Yöremizin zeytinlerinin de birkaç çeşidi var. Zeytinlerimiz yeşil iken, kararmadan olguncalarını, büyükçelerini sıyırıyoruz. Bunları taşla kırıyoruz, bunlara ‘kırma’ diyoruz. Biz bunlara kendi deyimimizle ‘çekiçte’ deriz. Ama burada ‘kırma’ diyorlar. Çok güzel yemekliği olur. Biraz daha yetişmeye yakınken alıyorsunuz, yerken o zeytin zeytin lezzetini ağzınızda buluyorsunuz. Buranın insanı kahvaltıda çekiçteyi tercih ediyor. Bunları tatlandırırken, sofranıza koyacağınız zaman biraz yağ, birazcık kekik, 2-3 tane kırmızı biber atıyorsunuz, 1 limon sıkıyorsunuz, çok nefis oluyor kahvaltıda. Bundan sonra zeytinlerimiz artık biraz biraz siyahlaşmaya başlıyor, artık olgunlaşıyor, o zaman da silkiliyor. Biz bu zeytinleri silktiğimiz zaman bez üzerine silkiyoruz, bu bez üzerinden ilk önce yemekliğini alıyoruz. Yemekliği karışık vaziyette alıyoruz, kırmızı da alıyoruz, yeşil de alıyoruz, siyah da alıyoruz. Akşam bu zeytinleri bıçakla dilerken, -elde diliyoruz, makinede değil- o zaman kısımlara ayırıyoruz; yeşil, kırmızı, siyah… Siyahlar yağlı zeytin oluyor, onlar zeytinyağına bırakılıyor, limonla. Kırmızıları limonlu, ekşili suya salamura yapıyoruz. Yeşilleri de kırmaya bırakıyoruz. Bu şekilde yemeklik zeytinlerimizi tamamlamış oluyoruz.

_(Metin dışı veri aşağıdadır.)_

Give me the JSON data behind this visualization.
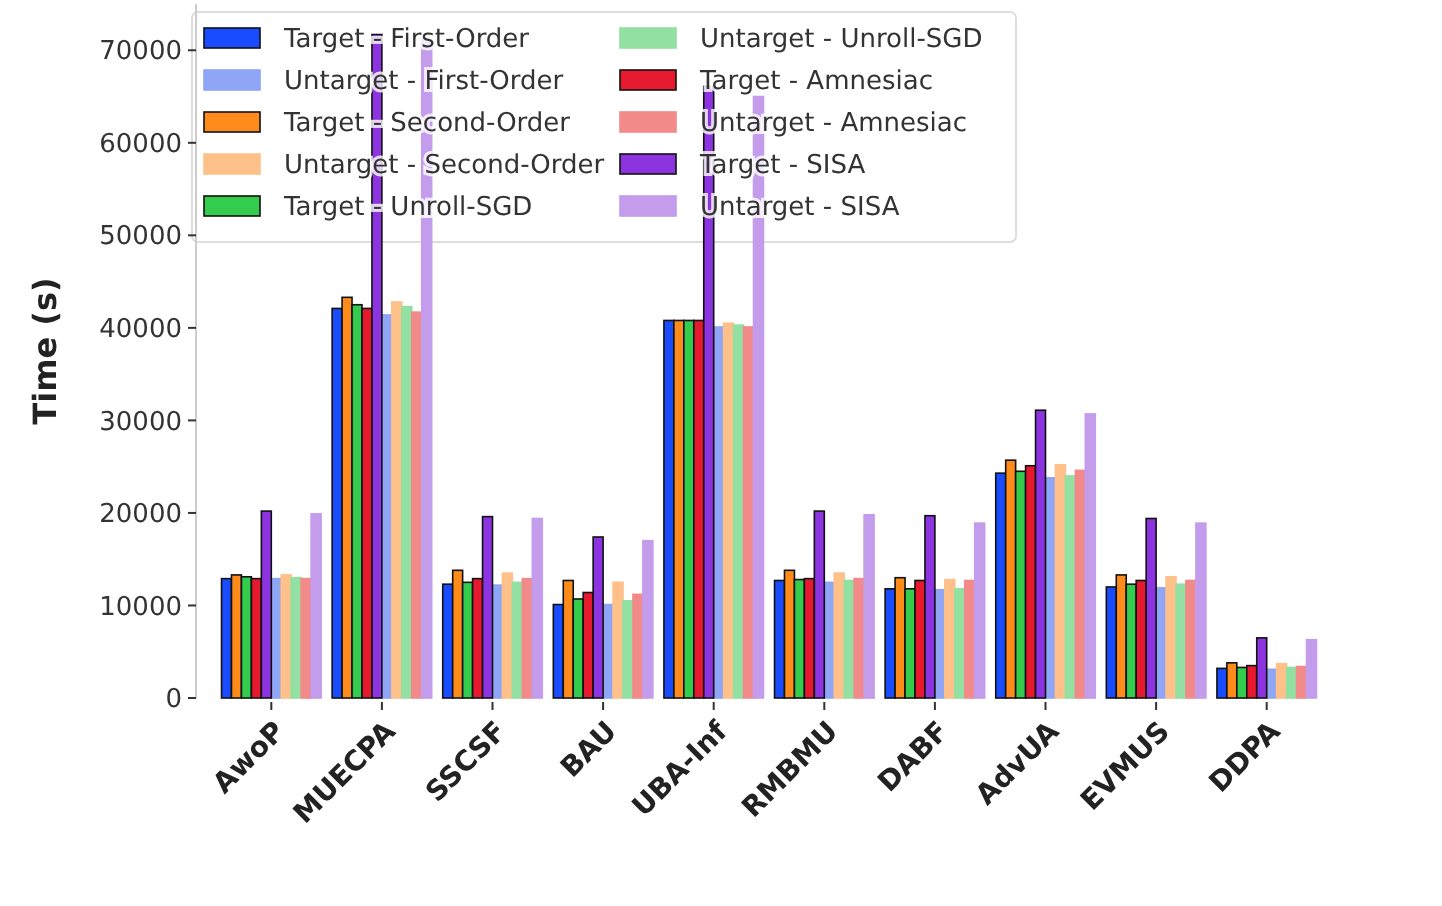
{
  "chart_data": {
    "type": "bar",
    "ylabel": "Time (s)",
    "categories": [
      "AwoP",
      "MUECPA",
      "SSCSF",
      "BAU",
      "UBA-Inf",
      "RMBMU",
      "DABF",
      "AdvUA",
      "EVMUS",
      "DDPA"
    ],
    "ylim": [
      0,
      75000
    ],
    "yticks": [
      0,
      10000,
      20000,
      30000,
      40000,
      50000,
      60000,
      70000
    ],
    "legend": "top left",
    "grid": false,
    "series": [
      {
        "name": "Target - First-Order",
        "color": "#1a4cff",
        "values": [
          12900,
          42100,
          12300,
          10100,
          40800,
          12700,
          11800,
          24300,
          12000,
          3200
        ]
      },
      {
        "name": "Untarget - First-Order",
        "color": "#8ea6f5",
        "values": [
          12900,
          41400,
          12200,
          10100,
          40100,
          12500,
          11700,
          23800,
          11900,
          3100
        ]
      },
      {
        "name": "Target - Second-Order",
        "color": "#ff8c1a",
        "values": [
          13300,
          43300,
          13800,
          12700,
          40800,
          13800,
          13000,
          25700,
          13300,
          3800
        ]
      },
      {
        "name": "Untarget - Second-Order",
        "color": "#ffc08a",
        "values": [
          13300,
          42800,
          13500,
          12500,
          40500,
          13500,
          12800,
          25200,
          13100,
          3700
        ]
      },
      {
        "name": "Target - Unroll-SGD",
        "color": "#33cc4d",
        "values": [
          13100,
          42500,
          12500,
          10700,
          40800,
          12800,
          11800,
          24500,
          12300,
          3300
        ]
      },
      {
        "name": "Untarget - Unroll-SGD",
        "color": "#92e0a2",
        "values": [
          13000,
          42300,
          12500,
          10500,
          40300,
          12700,
          11800,
          24000,
          12300,
          3300
        ]
      },
      {
        "name": "Target - Amnesiac",
        "color": "#e6192e",
        "values": [
          12900,
          42100,
          12900,
          11400,
          40800,
          12900,
          12700,
          25100,
          12700,
          3500
        ]
      },
      {
        "name": "Untarget - Amnesiac",
        "color": "#f28a8a",
        "values": [
          12900,
          41700,
          12900,
          11200,
          40100,
          12900,
          12700,
          24600,
          12700,
          3400
        ]
      },
      {
        "name": "Target - SISA",
        "color": "#8b34e0",
        "values": [
          20200,
          71700,
          19600,
          17400,
          66100,
          20200,
          19700,
          31100,
          19400,
          6500
        ]
      },
      {
        "name": "Untarget - SISA",
        "color": "#c39ceb",
        "values": [
          19900,
          71100,
          19400,
          17000,
          65000,
          19800,
          18900,
          30700,
          18900,
          6300
        ]
      }
    ]
  }
}
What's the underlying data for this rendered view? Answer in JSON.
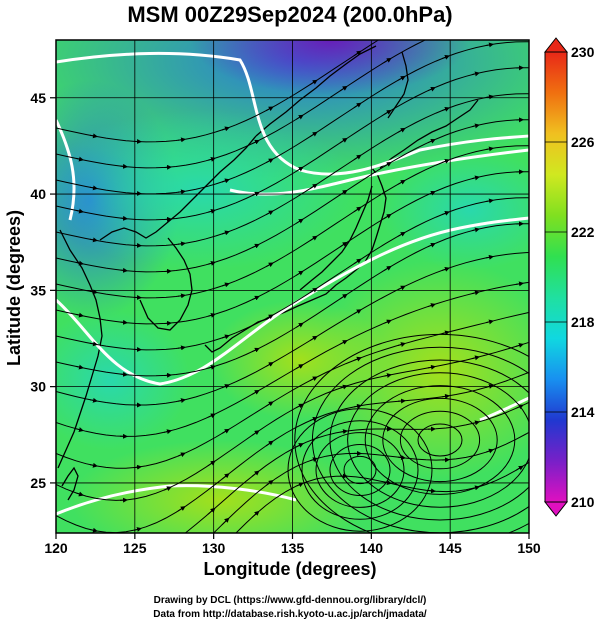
{
  "title": "MSM 00Z29Sep2024 (200.0hPa)",
  "x_axis": {
    "label": "Longitude (degrees)",
    "range": [
      120,
      150
    ],
    "ticks": [
      "120",
      "125",
      "130",
      "135",
      "140",
      "145",
      "150"
    ]
  },
  "y_axis": {
    "label": "Latitude  (degrees)",
    "range": [
      22.4,
      48
    ],
    "ticks": [
      "25",
      "30",
      "35",
      "40",
      "45"
    ]
  },
  "colorbar": {
    "range": [
      210,
      230
    ],
    "ticks": [
      "210",
      "214",
      "218",
      "222",
      "226",
      "230"
    ],
    "colors": [
      "#e010c0",
      "#7820c8",
      "#2038d0",
      "#1890f0",
      "#10d8e0",
      "#20e0a0",
      "#30e050",
      "#80e020",
      "#d0e820",
      "#f0c020",
      "#f07010",
      "#e82818"
    ]
  },
  "field_colors": {
    "cold": "#6a18b8",
    "cool": "#2a72e0",
    "mid": "#28d8b0",
    "warm": "#40e060",
    "warmest": "#a8e018"
  },
  "credits": {
    "line1": "Drawing by DCL (https://www.gfd-dennou.org/library/dcl/)",
    "line2": "Data from http://database.rish.kyoto-u.ac.jp/arch/jmadata/"
  }
}
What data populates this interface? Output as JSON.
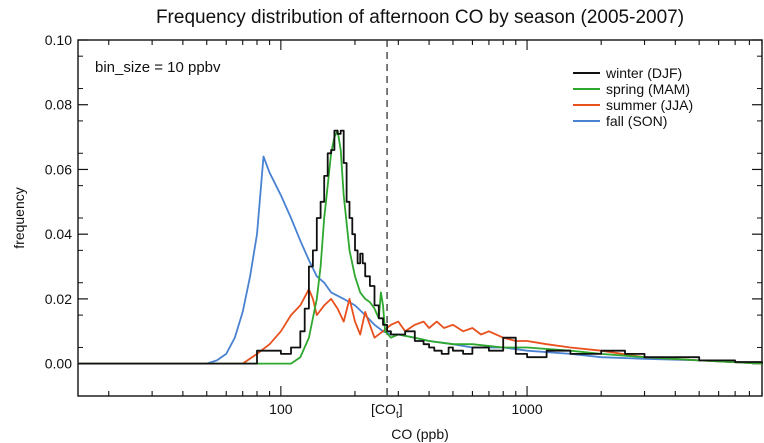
{
  "chart_data": {
    "type": "line",
    "title": "Frequency distribution of afternoon CO by season (2005-2007)",
    "xlabel": "CO (ppb)",
    "ylabel": "frequency",
    "xscale": "log",
    "xlim": [
      15,
      9000
    ],
    "ylim": [
      -0.01,
      0.1
    ],
    "xticks": [
      {
        "value": 100,
        "label": "100"
      },
      {
        "value": 1000,
        "label": "1000"
      }
    ],
    "yticks": [
      {
        "value": 0.0,
        "label": "0.00"
      },
      {
        "value": 0.02,
        "label": "0.02"
      },
      {
        "value": 0.04,
        "label": "0.04"
      },
      {
        "value": 0.06,
        "label": "0.06"
      },
      {
        "value": 0.08,
        "label": "0.08"
      },
      {
        "value": 0.1,
        "label": "0.10"
      }
    ],
    "grid": false,
    "legend": "top-right",
    "annotations": {
      "bin_size": "bin_size = 10 ppbv",
      "reference_line": {
        "x": 270,
        "label_main": "[CO",
        "label_sub": "t",
        "label_close": "]"
      }
    },
    "series": [
      {
        "name": "winter (DJF)",
        "color": "#111111",
        "step": true,
        "points": [
          [
            15,
            0
          ],
          [
            75,
            0
          ],
          [
            80,
            0.004
          ],
          [
            90,
            0.004
          ],
          [
            100,
            0.003
          ],
          [
            110,
            0.005
          ],
          [
            120,
            0.01
          ],
          [
            125,
            0.017
          ],
          [
            130,
            0.03
          ],
          [
            135,
            0.035
          ],
          [
            140,
            0.045
          ],
          [
            145,
            0.05
          ],
          [
            150,
            0.058
          ],
          [
            155,
            0.065
          ],
          [
            160,
            0.066
          ],
          [
            165,
            0.072
          ],
          [
            170,
            0.071
          ],
          [
            175,
            0.072
          ],
          [
            180,
            0.062
          ],
          [
            185,
            0.05
          ],
          [
            190,
            0.045
          ],
          [
            195,
            0.04
          ],
          [
            200,
            0.035
          ],
          [
            205,
            0.031
          ],
          [
            210,
            0.034
          ],
          [
            215,
            0.031
          ],
          [
            220,
            0.027
          ],
          [
            230,
            0.024
          ],
          [
            240,
            0.018
          ],
          [
            250,
            0.014
          ],
          [
            260,
            0.012
          ],
          [
            270,
            0.01
          ],
          [
            280,
            0.009
          ],
          [
            300,
            0.009
          ],
          [
            320,
            0.01
          ],
          [
            350,
            0.007
          ],
          [
            380,
            0.006
          ],
          [
            400,
            0.005
          ],
          [
            420,
            0.004
          ],
          [
            450,
            0.003
          ],
          [
            480,
            0.005
          ],
          [
            500,
            0.004
          ],
          [
            550,
            0.003
          ],
          [
            600,
            0.005
          ],
          [
            700,
            0.004
          ],
          [
            800,
            0.008
          ],
          [
            900,
            0.003
          ],
          [
            1000,
            0.002
          ],
          [
            1200,
            0.004
          ],
          [
            1500,
            0.003
          ],
          [
            2000,
            0.004
          ],
          [
            2500,
            0.003
          ],
          [
            3000,
            0.002
          ],
          [
            4000,
            0.002
          ],
          [
            5000,
            0.001
          ],
          [
            7000,
            0.0005
          ],
          [
            9000,
            0
          ]
        ]
      },
      {
        "name": "spring (MAM)",
        "color": "#2ea82e",
        "step": false,
        "points": [
          [
            15,
            0
          ],
          [
            110,
            0
          ],
          [
            120,
            0.002
          ],
          [
            130,
            0.008
          ],
          [
            140,
            0.02
          ],
          [
            145,
            0.03
          ],
          [
            150,
            0.045
          ],
          [
            155,
            0.055
          ],
          [
            160,
            0.065
          ],
          [
            165,
            0.07
          ],
          [
            170,
            0.072
          ],
          [
            175,
            0.066
          ],
          [
            180,
            0.052
          ],
          [
            190,
            0.035
          ],
          [
            200,
            0.027
          ],
          [
            210,
            0.022
          ],
          [
            220,
            0.02
          ],
          [
            230,
            0.019
          ],
          [
            240,
            0.017
          ],
          [
            250,
            0.014
          ],
          [
            255,
            0.022
          ],
          [
            260,
            0.018
          ],
          [
            265,
            0.01
          ],
          [
            280,
            0.008
          ],
          [
            300,
            0.009
          ],
          [
            350,
            0.008
          ],
          [
            400,
            0.007
          ],
          [
            500,
            0.006
          ],
          [
            600,
            0.006
          ],
          [
            800,
            0.005
          ],
          [
            1000,
            0.005
          ],
          [
            1500,
            0.004
          ],
          [
            2000,
            0.003
          ],
          [
            3000,
            0.002
          ],
          [
            5000,
            0.001
          ],
          [
            9000,
            0
          ]
        ]
      },
      {
        "name": "summer (JJA)",
        "color": "#e8501e",
        "step": false,
        "points": [
          [
            15,
            0
          ],
          [
            70,
            0
          ],
          [
            80,
            0.003
          ],
          [
            90,
            0.006
          ],
          [
            100,
            0.01
          ],
          [
            110,
            0.015
          ],
          [
            120,
            0.018
          ],
          [
            130,
            0.023
          ],
          [
            135,
            0.02
          ],
          [
            140,
            0.015
          ],
          [
            150,
            0.018
          ],
          [
            160,
            0.02
          ],
          [
            170,
            0.017
          ],
          [
            180,
            0.013
          ],
          [
            190,
            0.02
          ],
          [
            200,
            0.013
          ],
          [
            210,
            0.009
          ],
          [
            220,
            0.016
          ],
          [
            240,
            0.008
          ],
          [
            260,
            0.01
          ],
          [
            280,
            0.012
          ],
          [
            300,
            0.013
          ],
          [
            320,
            0.01
          ],
          [
            350,
            0.012
          ],
          [
            380,
            0.013
          ],
          [
            400,
            0.011
          ],
          [
            430,
            0.013
          ],
          [
            460,
            0.011
          ],
          [
            500,
            0.012
          ],
          [
            550,
            0.01
          ],
          [
            600,
            0.011
          ],
          [
            650,
            0.009
          ],
          [
            700,
            0.01
          ],
          [
            800,
            0.008
          ],
          [
            900,
            0.007
          ],
          [
            1000,
            0.007
          ],
          [
            1200,
            0.006
          ],
          [
            1500,
            0.005
          ],
          [
            2000,
            0.004
          ],
          [
            3000,
            0.002
          ],
          [
            5000,
            0.001
          ],
          [
            9000,
            0
          ]
        ]
      },
      {
        "name": "fall (SON)",
        "color": "#4a82d2",
        "step": false,
        "points": [
          [
            15,
            0
          ],
          [
            50,
            0
          ],
          [
            55,
            0.001
          ],
          [
            60,
            0.003
          ],
          [
            65,
            0.008
          ],
          [
            70,
            0.016
          ],
          [
            75,
            0.027
          ],
          [
            80,
            0.04
          ],
          [
            85,
            0.064
          ],
          [
            90,
            0.059
          ],
          [
            100,
            0.052
          ],
          [
            110,
            0.045
          ],
          [
            120,
            0.038
          ],
          [
            130,
            0.032
          ],
          [
            140,
            0.027
          ],
          [
            150,
            0.025
          ],
          [
            160,
            0.022
          ],
          [
            180,
            0.02
          ],
          [
            200,
            0.018
          ],
          [
            220,
            0.015
          ],
          [
            240,
            0.012
          ],
          [
            260,
            0.01
          ],
          [
            280,
            0.009
          ],
          [
            300,
            0.009
          ],
          [
            350,
            0.008
          ],
          [
            400,
            0.007
          ],
          [
            500,
            0.006
          ],
          [
            600,
            0.005
          ],
          [
            800,
            0.005
          ],
          [
            1000,
            0.004
          ],
          [
            1500,
            0.003
          ],
          [
            2000,
            0.002
          ],
          [
            3000,
            0.0015
          ],
          [
            5000,
            0.001
          ],
          [
            9000,
            0
          ]
        ]
      }
    ]
  }
}
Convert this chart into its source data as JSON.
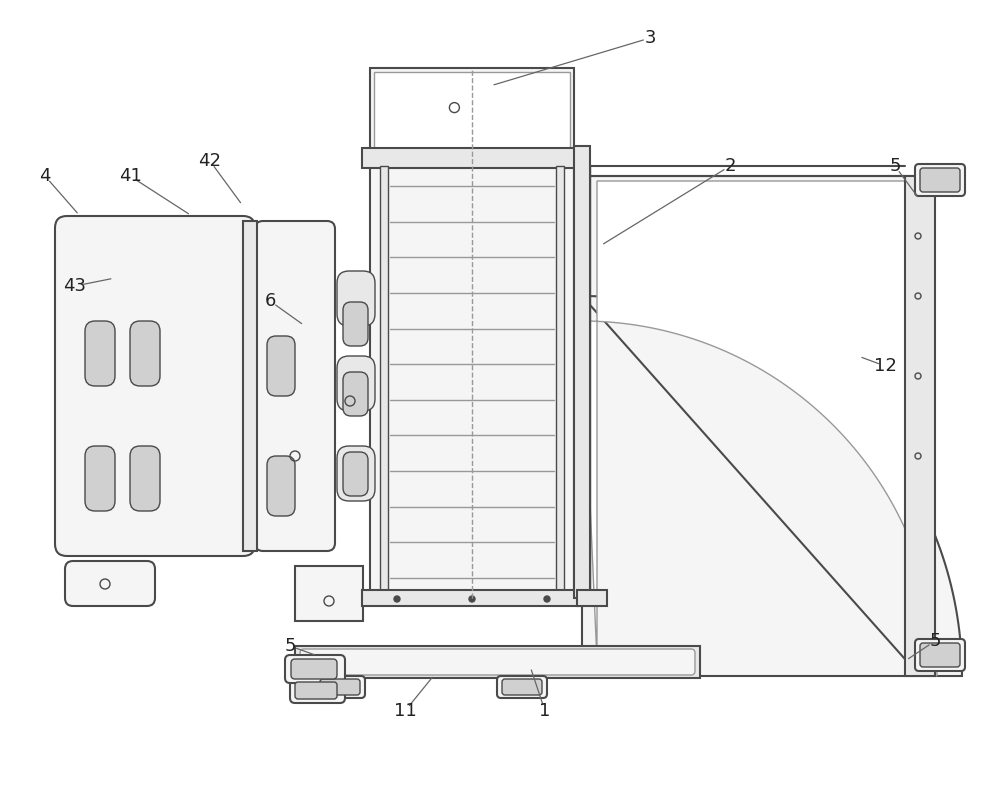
{
  "bg_color": "#ffffff",
  "lc": "#4a4a4a",
  "lc_dark": "#333333",
  "lc_light": "#999999",
  "fc_white": "#ffffff",
  "fc_light": "#f5f5f5",
  "fc_mid": "#e8e8e8",
  "fc_dark": "#d0d0d0",
  "label_color": "#222222",
  "label_fontsize": 13
}
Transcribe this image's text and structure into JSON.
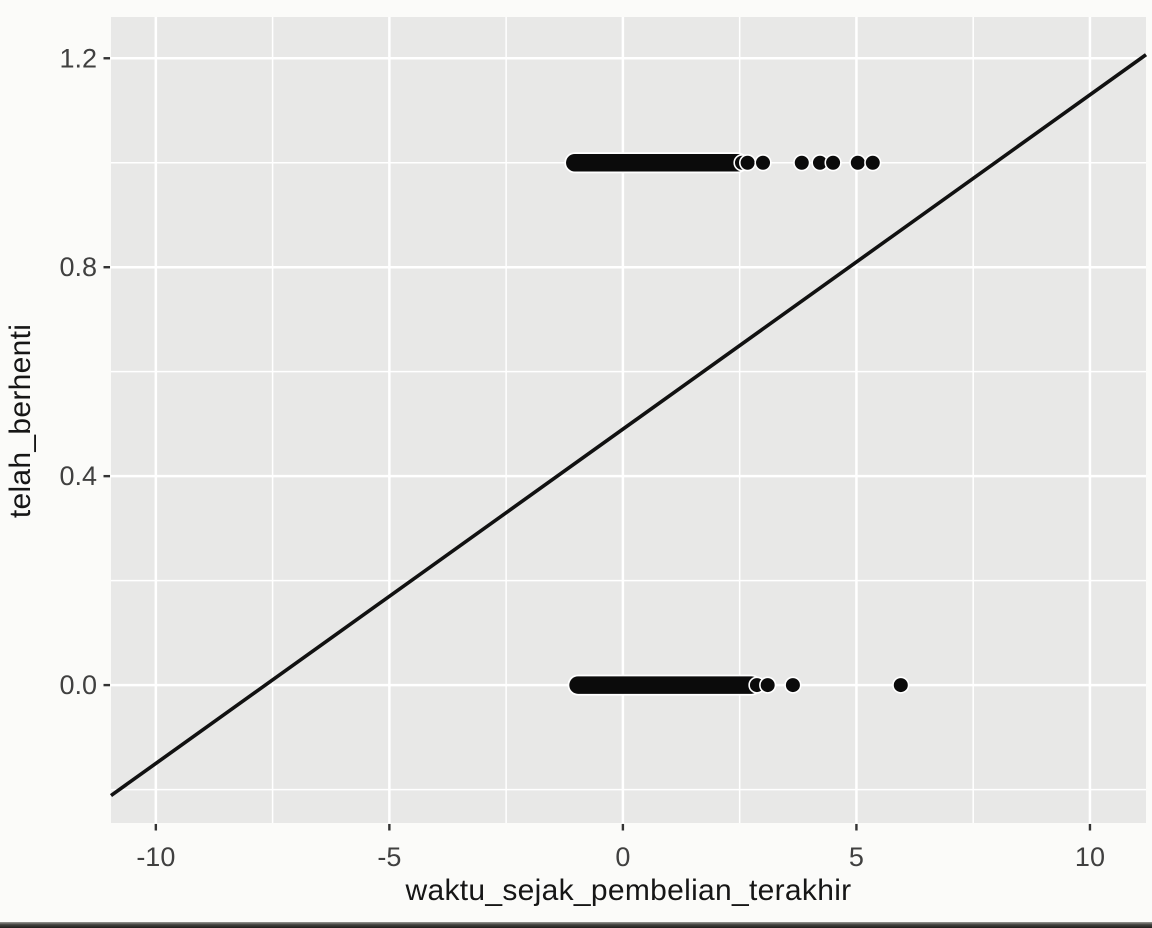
{
  "page": {
    "background": "#fbfbf9"
  },
  "chart_data": {
    "type": "scatter",
    "title": "",
    "xlabel": "waktu_sejak_pembelian_terakhir",
    "ylabel": "telah_berhenti",
    "xlim": [
      -10.96,
      11.2
    ],
    "ylim": [
      -0.264,
      1.279
    ],
    "x_ticks": [
      -10,
      -5,
      0,
      5,
      10
    ],
    "x_tick_labels": [
      "-10",
      "-5",
      "0",
      "5",
      "10"
    ],
    "y_ticks": [
      0.0,
      0.4,
      0.8,
      1.2
    ],
    "y_tick_labels": [
      "0.0",
      "0.4",
      "0.8",
      "1.2"
    ],
    "x_minor_gridlines": [
      -7.5,
      -2.5,
      2.5,
      7.5
    ],
    "y_minor_gridlines": [
      -0.2,
      0.2,
      0.6,
      1.0
    ],
    "grid": "on",
    "legend_position": "none",
    "panel_background_color": "#e8e8e7",
    "gridline_color": "#ffffff",
    "point_color": "#0b0b0b",
    "regression_line_color": "#111111",
    "tick_label_color": "#404040",
    "axis_title_color": "#161616",
    "tick_mark_color": "#333333",
    "regression_line": {
      "slope": 0.064,
      "intercept": 0.49
    },
    "series": [
      {
        "name": "telah_berhenti = 1",
        "y": 1.0,
        "cluster_x_range": [
          -1.03,
          2.45
        ],
        "outlier_x": [
          2.55,
          2.67,
          3.0,
          3.83,
          4.22,
          4.5,
          5.03,
          5.35
        ]
      },
      {
        "name": "telah_berhenti = 0",
        "y": 0.0,
        "cluster_x_range": [
          -0.96,
          2.75
        ],
        "outlier_x": [
          2.87,
          3.1,
          3.64,
          5.95
        ]
      }
    ]
  }
}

Bunu uzun süreli, 1-2 yıl saklayabilmek için büyük küplere basıyoruz. Olur ya bazen zeytin olmuyor, ikinci sene ne satacaksınız? 25 kg’lık bir plastik bidona %12 nispetinde tuz koyuyoruz. Bir kere suyunu süzüyoruz, çiziyoruz, koyuyoruz. Aradan 15-20 gün geçiyor suyunu süzüyoruz, %12-15’lik olması şartıyla tuzlu suyu koyuyoruz. Yeni bir tuzlu su… Ağzını kapatıyoruz, atıyoruz depoya. İhtiyacınız yoksa bir sene boyunca bakmıyorsunuz buna. Bir sene sonra ihtiyacınız olduğu zaman onun tuzlu suyunu bırakıyorsunuz, tatlı su koyuyorsunuz; suyunu bırakıp tekrar tatlı su koyuyorsunuz, tuzu üzerinden gittikten sonra yine hafif bir tuzlu su, nispet dahilinde limon tuzu koymak suretiyle artık salamura suyunu hazırlamış oluyorsunuz; zeytininiz de tatlanmış zaten, tuzu gitmiş, içine bırakıyorsunuz, artık bir daha bozulma şansı yok…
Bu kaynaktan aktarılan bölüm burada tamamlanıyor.